Advice on Building an Open Games Community

Posted:
Wed Mar 31, 2010 3:57 am
by Sanglorian
Hi folks,
We're members of a successful gaming community - the free games community.
I want to create a successful gaming community - the open games community.
I've got a and I've got a . But that's not a community.
Open gaming has peripheral communities. There's us, focused on free games; there's retro-gaming, focused on retro-clones; there's the Grand OGL Wiki, focused on open d20 stuff. Then there are all the communities focused around particular open games, from d20 System to The Shadow of Yesterday to FATE.
I want to start up my own community without diminishing those existing communities. And I want to make it popular enough that it has its own momentum.
But I don't know how to do this, and I was hoping you folks would have some insight.
Can you help me?
Re: Advice on Building an Open Games Community

Posted:
Wed Mar 31, 2010 4:24 am
by Groffa
I know this may be a stupid question, but what's the difference between a free and an open game?

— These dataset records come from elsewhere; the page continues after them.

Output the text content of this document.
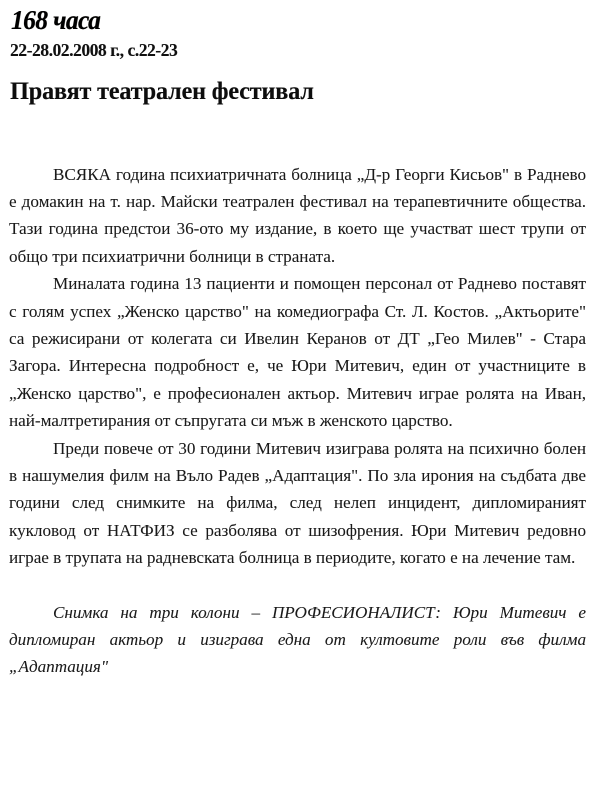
168 часа
22-28.02.2008 г., с.22-23
Правят театрален фестивал

ВСЯКА година психиатричната болница „Д-р Георги Кисьов" в Раднево е домакин на т. нар. Майски театрален фестивал на терапевтичните общества. Тази година предстои 36-ото му издание, в което ще участват шест трупи от общо три психиатрични болници в страната.

Миналата година 13 пациенти и помощен персонал от Раднево поставят с голям успех „Женско царство" на комедиографа Ст. Л. Костов. „Актьорите" са режисирани от колегата си Ивелин Керанов от ДТ „Гео Милев" - Стара Загора. Интересна подробност е, че Юри Митевич, един от участниците в „Женско царство", е професионален актьор. Митевич играе ролята на Иван, най-малтретирания от съпругата си мъж в женското царство.

Преди повече от 30 години Митевич изиграва ролята на психично болен в нашумелия филм на Въло Радев „Адаптация". По зла ирония на съдбата две години след снимките на филма, след нелеп инцидент, дипломираният кукловод от НАТФИЗ се разболява от шизофрения. Юри Митевич редовно играе в трупата на радневската болница в периодите, когато е на лечение там.

Снимка на три колони – ПРОФЕСИОНАЛИСТ: Юри Митевич е дипломиран актьор и изиграва една от култовите роли във филма „Адаптация"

Re: Advice on Building an Open Games Community

Posted:
Wed Mar 31, 2010 4:45 am
by misterecho
There lies the problem I think.
Re: Advice on Building an Open Games Community

Posted:
Wed Mar 31, 2010 4:55 am
by Rob Lang
@Groffa, an open game is one that has a CC license to allow other people to extend it. A free game is just one you get to download and play for free.

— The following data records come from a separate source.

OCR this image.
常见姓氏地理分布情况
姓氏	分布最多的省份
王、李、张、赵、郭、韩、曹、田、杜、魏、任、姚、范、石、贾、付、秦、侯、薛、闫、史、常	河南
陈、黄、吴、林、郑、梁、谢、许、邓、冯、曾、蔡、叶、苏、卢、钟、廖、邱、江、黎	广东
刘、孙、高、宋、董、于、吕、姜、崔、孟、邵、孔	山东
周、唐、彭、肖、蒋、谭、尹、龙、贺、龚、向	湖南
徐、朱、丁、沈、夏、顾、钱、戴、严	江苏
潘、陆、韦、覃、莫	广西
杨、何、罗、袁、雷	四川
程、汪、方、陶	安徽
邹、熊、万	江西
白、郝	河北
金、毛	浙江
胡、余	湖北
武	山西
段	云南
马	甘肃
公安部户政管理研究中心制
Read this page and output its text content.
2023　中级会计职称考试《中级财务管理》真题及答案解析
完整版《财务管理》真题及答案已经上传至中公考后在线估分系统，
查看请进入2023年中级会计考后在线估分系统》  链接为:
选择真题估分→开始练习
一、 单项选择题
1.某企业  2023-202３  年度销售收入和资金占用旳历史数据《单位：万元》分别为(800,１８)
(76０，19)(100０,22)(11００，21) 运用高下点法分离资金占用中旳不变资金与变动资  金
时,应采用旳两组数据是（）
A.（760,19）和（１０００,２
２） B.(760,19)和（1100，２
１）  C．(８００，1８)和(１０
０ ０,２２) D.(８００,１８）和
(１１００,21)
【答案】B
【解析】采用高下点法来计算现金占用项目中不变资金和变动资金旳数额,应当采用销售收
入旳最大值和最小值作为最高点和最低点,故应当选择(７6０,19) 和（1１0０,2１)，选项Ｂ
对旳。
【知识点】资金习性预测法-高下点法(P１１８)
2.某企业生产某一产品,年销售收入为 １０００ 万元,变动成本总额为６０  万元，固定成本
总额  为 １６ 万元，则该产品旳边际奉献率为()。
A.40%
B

I think the best way of getting a community going is generating content like mad. You need to generate a huge amount of content and while doing so, you'll drag others along with you. You might find some other people who are keen too (we're lucky here to have discovered our wonderful Mod Monkeys) but it will be up to you to keep generating content. This was the case with my Icar forum. Icar gets downloaded more than 200 times a month but no-one posted on the old forum. Mostly because I didn't. Communities ebb and flow but you need some power houses to keep the lights on and post even when it seems dead. I merged the Icar forum over to 1km1kt because I knew it would get more views and, more importantly, I would post there more often. I have and it worked. Best thing I ever did.
Apart from generating content yourself, you have to go out and post on other people's blogs and tweet like mad. I scour the web/tweets/email newsletters/google groups/yahoo groups/reddit/google reader for any mention of something free and when I hear it, I descend upon it. Furthermore, if someone is writing a blog post generally about a game to choose, I'll step in and recommend a free one instead. The comment will have a link to the blog or to here.

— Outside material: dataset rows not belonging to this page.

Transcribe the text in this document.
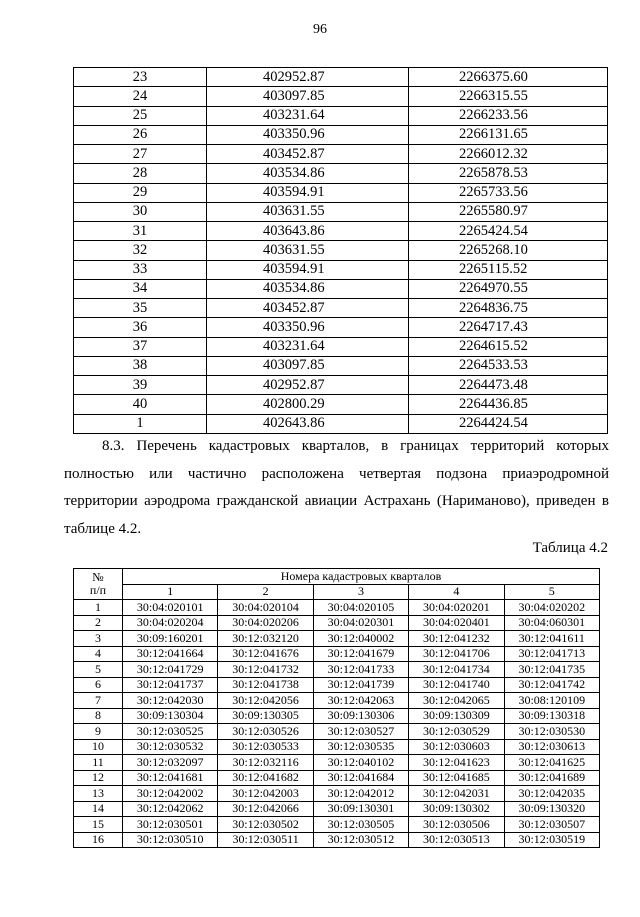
96
23	402952.87	2266375.60
24	403097.85	2266315.55
25	403231.64	2266233.56
26	403350.96	2266131.65
27	403452.87	2266012.32
28	403534.86	2265878.53
29	403594.91	2265733.56
30	403631.55	2265580.97
31	403643.86	2265424.54
32	403631.55	2265268.10
33	403594.91	2265115.52
34	403534.86	2264970.55
35	403452.87	2264836.75
36	403350.96	2264717.43
37	403231.64	2264615.52
38	403097.85	2264533.53
39	402952.87	2264473.48
40	402800.29	2264436.85
1	402643.86	2264424.54

8.3. Перечень кадастровых кварталов, в границах территорий которых полностью или частично расположена четвертая подзона приаэродромной территории аэродрома гражданской авиации Астрахань (Нариманово), приведен в таблице 4.2.

Таблица 4.2
№
п/п	Номера кадастровых кварталов				
	1	2	3	4	5
1	30:04:020101	30:04:020104	30:04:020105	30:04:020201	30:04:020202
2	30:04:020204	30:04:020206	30:04:020301	30:04:020401	30:04:060301
3	30:09:160201	30:12:032120	30:12:040002	30:12:041232	30:12:041611
4	30:12:041664	30:12:041676	30:12:041679	30:12:041706	30:12:041713
5	30:12:041729	30:12:041732	30:12:041733	30:12:041734	30:12:041735
6	30:12:041737	30:12:041738	30:12:041739	30:12:041740	30:12:041742
7	30:12:042030	30:12:042056	30:12:042063	30:12:042065	30:08:120109
8	30:09:130304	30:09:130305	30:09:130306	30:09:130309	30:09:130318
9	30:12:030525	30:12:030526	30:12:030527	30:12:030529	30:12:030530
10	30:12:030532	30:12:030533	30:12:030535	30:12:030603	30:12:030613
11	30:12:032097	30:12:032116	30:12:040102	30:12:041623	30:12:041625
12	30:12:041681	30:12:041682	30:12:041684	30:12:041685	30:12:041689
13	30:12:042002	30:12:042003	30:12:042012	30:12:042031	30:12:042035
14	30:12:042062	30:12:042066	30:09:130301	30:09:130302	30:09:130320
15	30:12:030501	30:12:030502	30:12:030505	30:12:030506	30:12:030507
16	30:12:030510	30:12:030511	30:12:030512	30:12:030513	30:12:030519
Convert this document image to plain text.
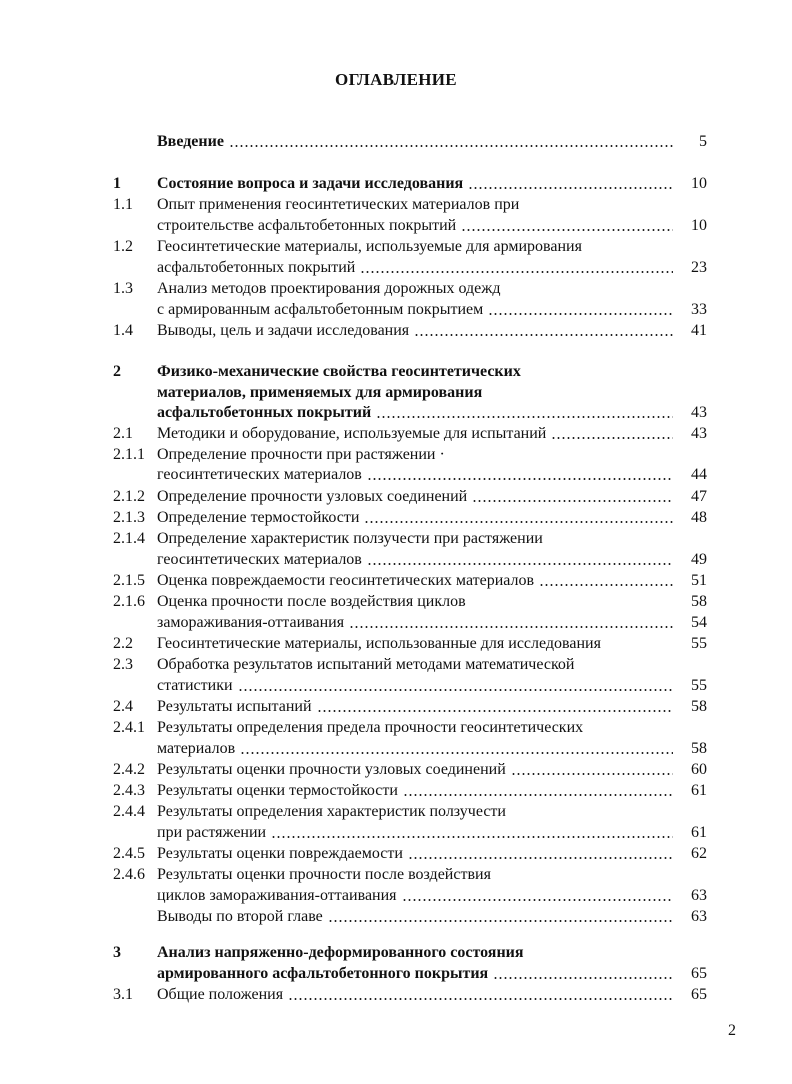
ОГЛАВЛЕНИЕ
Введение	5
1 Состояние вопроса и задачи исследования	10
1.1 Опыт применения геосинтетических материалов при
строительстве асфальтобетонных покрытий	10
1.2 Геосинтетические материалы, используемые для армирования
асфальтобетонных покрытий	23
1.3 Анализ методов проектирования дорожных одежд
с армированным асфальтобетонным покрытием	33
1.4 Выводы, цель и задачи исследования	41
2 Физико-механические свойства геосинтетических
материалов, применяемых для армирования
асфальтобетонных покрытий	43
2.1 Методики и оборудование, используемые для испытаний	43
2.1.1 Определение прочности при растяжении ·
геосинтетических материалов	44
2.1.2 Определение прочности узловых соединений	47
2.1.3 Определение термостойкости	48
2.1.4 Определение характеристик ползучести при растяжении
геосинтетических материалов	49
2.1.5 Оценка повреждаемости геосинтетических материалов	51
2.1.6 Оценка прочности после воздействия циклов	58
замораживания-оттаивания	54
2.2 Геосинтетические материалы, использованные для исследования	55
2.3 Обработка результатов испытаний методами математической
статистики	55
2.4 Результаты испытаний	58
2.4.1 Результаты определения предела прочности геосинтетических
материалов	58
2.4.2 Результаты оценки прочности узловых соединений	60
2.4.3 Результаты оценки термостойкости	61
2.4.4 Результаты определения характеристик ползучести
при растяжении	61
2.4.5 Результаты оценки повреждаемости	62
2.4.6 Результаты оценки прочности после воздействия
циклов замораживания-оттаивания	63
Выводы по второй главе	63
3 Анализ напряженно-деформированного состояния
армированного асфальтобетонного покрытия	65
3.1 Общие положения	65
2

The other thing to note is market size. I know what the market size for Icar is. About 200 people per month. That's not very big. Most of those download not to play but for a pretty picture. There are 500 subscribers to the blog but only fifth of those come through to the main page to read. That's not very large seeing as I review free things for free. By creating a community of Open - Free - RGS. You have set up a niche of a niche of a niche. Furthermore, the Open Gaming niche is not well understood by most roleplayers.
I would merge with other communities and help build those, rather than create your own. I was going to have a Free RPG Blog forum (there were calls for it) but it would do the same as this one. If you want to have a sub forum here for Open Gaming, I can sort that for you but you would have to keep generating content for it like I do with the Icar one. Sure, you'll get the odd person joining in but it needs to come from you.
1KM1KT is a good example of a community that went off the boil and came back. You can tell that by going back through this forum and you'll notice it's quite quiet up until 2008. OUR GLORIOUS BENEFACTOR is a self-employed family man so has very little time to spend writing posts and getting involved with the conversations but here's there in the background all the time and every time a game gets 'uploaded' to the system, it's OUR GLORIOUS BENEFACTOR who puts it up there.
Don't lose heart just try and merge and become part of something bigger. Create a network, as people to review free stuff. Write guest blog posts for other people's blogs. Just don't stop.
Lastly, communities are like economies. If you keep saying it's dead, people will believe you.